While only 49% of 560 executives surveyed by Accenture in 2022 agreed that technology-led sustainability initiatives could help to create new businesses, 48% agreed that such initiatives led to increased revenues from better products. Still, technology alone is not enough. Building a strong digital core provides the foundation to unlock sustainable innovation, further dispelling the concern that embedding sustainability means sacrificing profitability.
McCormack said: “In thinking about trade-offs, we wanted to dispel the myth that it’s a zero-sum game – that you can only be profitable or sustainable. In fact, there’s a way to work around this.”
It is important to remember that nothing changes if people don’t change. McCormack says that companies must embed sustainability into how they innovate, by creating a culture in which people are empowered – even expected – to become sustainable innovators. These tech-powered capabilities have the potential to unleash waves of sustainable innovation by reducing fear of failure and shortening “time to value.”

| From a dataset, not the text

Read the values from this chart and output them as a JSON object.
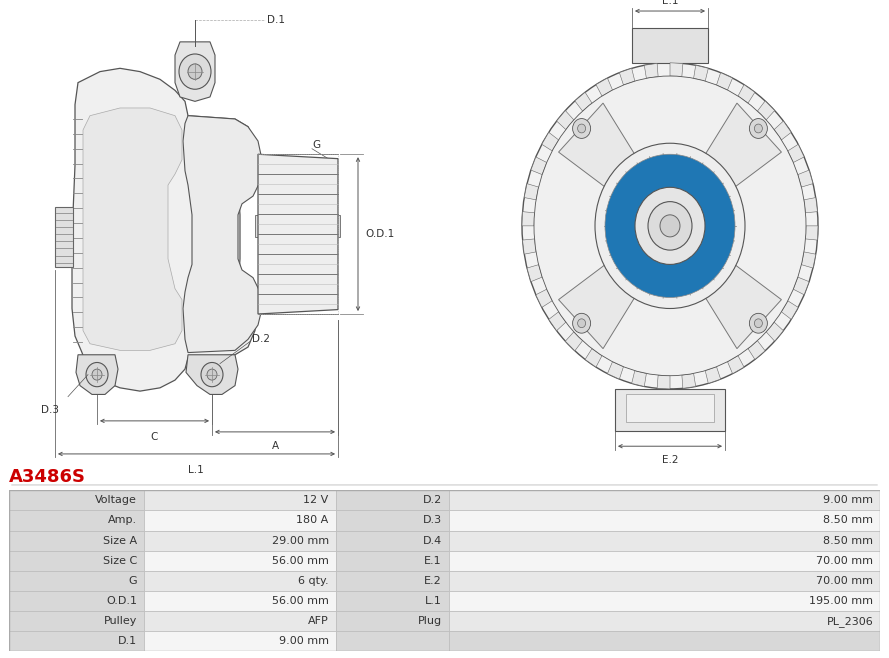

How new business case approaches can help companies thrive
John R. Tyson, CFO of Tyson Foods, and a YGL, was quoted as saying: “Companies need to develop a much more sophisticated business case that brings environmental and social elements in alongside more familiar financial metrics.”
McCormack uses the example of the time within which a company gives their new product to achieve an internal rate of return (IRR) of 20%. Using the Extended Horizons approach (which considers the viability of the business over the long-term and gives new ideas of time to scale) and extending the time period from 3 to 5 years, allows for a lag in the consumer demand patterns of a rapidly evolving market, thereby extending the time in which new business models are able to scale.
Fig. 1: Additional illustrative examples (also on p.9 of report)
The next generation of pioneers are arguing that organisations must give operational and functional leaders the license to incorporate social and environmental concerns into decision-making – specifically by flexing the way they set goals, timelines and success parameters.
The recommendations are true of all size of business
It is important to note that the research was not only carried out with chief executives, but also with senior executives from many different industries and sizes of company. McCormack said: “This research is less about investment and more about a mindset shift: give your people the license to pursue sustainable initiatives by updating the way you greenlight decisions. This report reflects how we’re helping sustainability become more human – by bringing sustainability to the organisation and making it applicable to everyone throughout the organisation.”
Governments, investors and companies are all wrestling with a rapidly evolving operational environment. Physical risk, licence to operate and access to capital are likely to remain volatile. In a market where executives are managing a series of significant risks, it may be time to rethink decision-making processes and create a framework for long-term, sustainable thinking. Whether viewed as a threat or an opportunity, the growing impact of climate and sustainability concerns is not going away, and companies must choose how they face the future.